Marigold takes even breaths as she skims the comments, letting them roll in and out of her head without giving them much credence. Good or bad, she simply acknowledges them and moves on, then sets the phone down and folds her hands in her lap. She casts her eyes out the window as she thinks of how these interactions with strangers online fuel her desire to keep writing. Because they do—they make her want to speak up even more--and she doubles down on her resolve to keep writing, and in the next chapter to address her thoughts about the way people love to comment on her looks as if they are her only value, and, more importantly, the way they feel free to do so.

"Mum?" Elijah calls out, his voice semi-urgent but not panicked. Marigold closes her laptop and stands, picking up her phone as she does and sliding it into the back pocket of her cargo pants. "Mum, where are you?" he shouts again, sounding more urgent.

Marigold leaves the solitude of her bedroom behind as she walks barefoot down the wooden floors of her hallway. "What's up, buddy?" The front room has been completely denuded of Christmas decor. The tree is gone, the decorations packed away for another year. "Everything okay?"

The front door is open, and Marigold steps around the couch, frowning to make out what she thinks she's seeing there. It's a lump, a figure on the porch.

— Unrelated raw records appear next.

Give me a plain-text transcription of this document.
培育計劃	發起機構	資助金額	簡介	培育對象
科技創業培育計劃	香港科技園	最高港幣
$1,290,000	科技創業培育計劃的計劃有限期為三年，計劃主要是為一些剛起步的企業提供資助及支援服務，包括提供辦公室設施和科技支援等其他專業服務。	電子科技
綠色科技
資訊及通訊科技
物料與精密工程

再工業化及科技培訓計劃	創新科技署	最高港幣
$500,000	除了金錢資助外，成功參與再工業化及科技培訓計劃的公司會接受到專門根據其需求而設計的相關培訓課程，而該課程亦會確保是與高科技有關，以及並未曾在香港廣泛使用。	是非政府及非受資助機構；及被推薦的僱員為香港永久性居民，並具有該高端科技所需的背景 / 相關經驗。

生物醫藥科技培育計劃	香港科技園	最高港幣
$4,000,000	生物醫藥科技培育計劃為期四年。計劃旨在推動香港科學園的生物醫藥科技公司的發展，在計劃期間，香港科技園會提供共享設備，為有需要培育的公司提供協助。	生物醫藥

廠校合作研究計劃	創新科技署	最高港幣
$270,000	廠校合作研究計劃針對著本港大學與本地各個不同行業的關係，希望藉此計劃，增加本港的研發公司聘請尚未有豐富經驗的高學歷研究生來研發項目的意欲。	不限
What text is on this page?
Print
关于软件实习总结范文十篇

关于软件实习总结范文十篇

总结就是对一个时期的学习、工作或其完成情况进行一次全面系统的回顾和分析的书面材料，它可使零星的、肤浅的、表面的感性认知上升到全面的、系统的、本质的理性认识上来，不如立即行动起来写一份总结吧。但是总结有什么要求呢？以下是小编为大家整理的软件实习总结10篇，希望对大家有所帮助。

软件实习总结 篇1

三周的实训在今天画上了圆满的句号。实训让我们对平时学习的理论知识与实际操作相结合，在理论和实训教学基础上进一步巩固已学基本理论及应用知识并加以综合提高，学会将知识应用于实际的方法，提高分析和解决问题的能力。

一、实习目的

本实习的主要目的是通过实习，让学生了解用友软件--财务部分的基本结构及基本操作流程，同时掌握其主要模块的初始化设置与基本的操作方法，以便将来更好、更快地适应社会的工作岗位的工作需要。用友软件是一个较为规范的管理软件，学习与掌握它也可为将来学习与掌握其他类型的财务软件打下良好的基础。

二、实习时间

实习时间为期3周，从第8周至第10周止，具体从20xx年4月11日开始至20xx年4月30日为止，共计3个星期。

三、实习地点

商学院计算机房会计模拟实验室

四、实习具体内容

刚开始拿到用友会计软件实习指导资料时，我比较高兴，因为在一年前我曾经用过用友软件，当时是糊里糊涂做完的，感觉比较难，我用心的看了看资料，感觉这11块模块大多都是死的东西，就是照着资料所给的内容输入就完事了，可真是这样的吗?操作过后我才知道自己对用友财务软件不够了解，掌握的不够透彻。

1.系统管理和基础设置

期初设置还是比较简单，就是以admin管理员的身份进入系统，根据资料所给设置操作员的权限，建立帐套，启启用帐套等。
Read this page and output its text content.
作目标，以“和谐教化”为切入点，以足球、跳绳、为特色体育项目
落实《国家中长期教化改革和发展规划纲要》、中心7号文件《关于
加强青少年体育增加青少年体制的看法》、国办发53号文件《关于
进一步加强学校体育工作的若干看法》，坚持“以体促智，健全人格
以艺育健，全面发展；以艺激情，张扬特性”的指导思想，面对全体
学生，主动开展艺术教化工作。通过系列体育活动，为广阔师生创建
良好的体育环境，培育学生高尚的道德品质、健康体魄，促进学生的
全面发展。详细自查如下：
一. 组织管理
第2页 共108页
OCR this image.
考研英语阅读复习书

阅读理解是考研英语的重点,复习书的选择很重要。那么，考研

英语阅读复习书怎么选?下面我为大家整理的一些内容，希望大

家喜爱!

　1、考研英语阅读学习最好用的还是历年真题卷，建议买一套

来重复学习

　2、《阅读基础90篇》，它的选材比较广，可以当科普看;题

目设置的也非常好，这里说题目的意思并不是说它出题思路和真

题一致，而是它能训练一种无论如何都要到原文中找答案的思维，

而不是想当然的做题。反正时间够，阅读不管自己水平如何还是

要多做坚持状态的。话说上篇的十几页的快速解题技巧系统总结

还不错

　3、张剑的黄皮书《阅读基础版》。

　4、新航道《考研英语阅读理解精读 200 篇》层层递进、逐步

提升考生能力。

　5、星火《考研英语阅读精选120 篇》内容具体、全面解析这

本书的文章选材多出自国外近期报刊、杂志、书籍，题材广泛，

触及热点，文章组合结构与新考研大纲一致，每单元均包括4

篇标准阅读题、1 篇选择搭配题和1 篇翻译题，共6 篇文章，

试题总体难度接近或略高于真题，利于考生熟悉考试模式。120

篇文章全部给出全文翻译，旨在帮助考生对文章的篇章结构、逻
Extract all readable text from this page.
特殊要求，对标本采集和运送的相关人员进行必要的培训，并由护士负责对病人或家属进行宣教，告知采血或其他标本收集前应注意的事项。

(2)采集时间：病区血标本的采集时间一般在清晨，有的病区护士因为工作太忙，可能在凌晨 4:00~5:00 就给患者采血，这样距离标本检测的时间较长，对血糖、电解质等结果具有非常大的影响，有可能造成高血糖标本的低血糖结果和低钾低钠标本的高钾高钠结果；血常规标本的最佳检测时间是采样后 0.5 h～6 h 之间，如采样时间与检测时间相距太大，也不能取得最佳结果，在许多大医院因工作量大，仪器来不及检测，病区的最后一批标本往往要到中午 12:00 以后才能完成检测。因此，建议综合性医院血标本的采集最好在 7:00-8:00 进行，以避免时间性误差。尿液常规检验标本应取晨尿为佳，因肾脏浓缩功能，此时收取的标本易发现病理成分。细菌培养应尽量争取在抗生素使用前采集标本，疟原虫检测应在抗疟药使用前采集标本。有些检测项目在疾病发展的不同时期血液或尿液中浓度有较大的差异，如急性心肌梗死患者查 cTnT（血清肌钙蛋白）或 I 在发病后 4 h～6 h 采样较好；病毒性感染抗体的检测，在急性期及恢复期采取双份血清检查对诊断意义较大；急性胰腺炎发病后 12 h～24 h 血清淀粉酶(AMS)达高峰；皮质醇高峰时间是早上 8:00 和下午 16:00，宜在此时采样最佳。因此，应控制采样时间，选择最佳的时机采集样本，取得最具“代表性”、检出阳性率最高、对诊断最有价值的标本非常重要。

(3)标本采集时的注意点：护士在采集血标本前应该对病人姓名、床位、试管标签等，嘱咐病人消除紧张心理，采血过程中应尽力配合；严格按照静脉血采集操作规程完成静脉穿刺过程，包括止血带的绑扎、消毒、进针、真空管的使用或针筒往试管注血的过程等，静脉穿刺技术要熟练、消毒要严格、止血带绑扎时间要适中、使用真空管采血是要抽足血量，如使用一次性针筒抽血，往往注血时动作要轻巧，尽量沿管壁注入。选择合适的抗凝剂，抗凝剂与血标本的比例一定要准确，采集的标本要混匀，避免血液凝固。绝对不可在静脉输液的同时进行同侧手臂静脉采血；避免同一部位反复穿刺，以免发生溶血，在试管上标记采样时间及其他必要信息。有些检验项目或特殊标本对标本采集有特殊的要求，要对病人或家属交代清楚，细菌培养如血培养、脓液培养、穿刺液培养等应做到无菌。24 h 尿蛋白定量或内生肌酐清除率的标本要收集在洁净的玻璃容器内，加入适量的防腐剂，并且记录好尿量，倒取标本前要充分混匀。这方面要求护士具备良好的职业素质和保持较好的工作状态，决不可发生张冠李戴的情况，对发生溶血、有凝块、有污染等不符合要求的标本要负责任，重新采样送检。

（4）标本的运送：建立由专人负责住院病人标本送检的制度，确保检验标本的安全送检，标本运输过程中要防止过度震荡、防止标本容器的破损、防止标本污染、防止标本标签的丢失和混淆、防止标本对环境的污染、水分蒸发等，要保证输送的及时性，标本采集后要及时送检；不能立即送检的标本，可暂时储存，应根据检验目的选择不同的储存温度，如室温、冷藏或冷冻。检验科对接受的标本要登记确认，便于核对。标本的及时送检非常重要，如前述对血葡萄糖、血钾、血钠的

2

"Elijah?" she says, puzzled. And then, with rising panic, "Cobb?"

Marigold falls to her knees in the open doorway as she realizes that what she's seeing there outside her beautiful, cozy English countryside cabin at the beach is the most horrible thing she could have imagined: Cobb, lying on his back on the wooden porch, one hand over his heart, his eyes closed and his face gray. Next to him, his guitar has fallen to the deck, a new crack visible across the body that echoes the crack spreading through Marigold’s heart.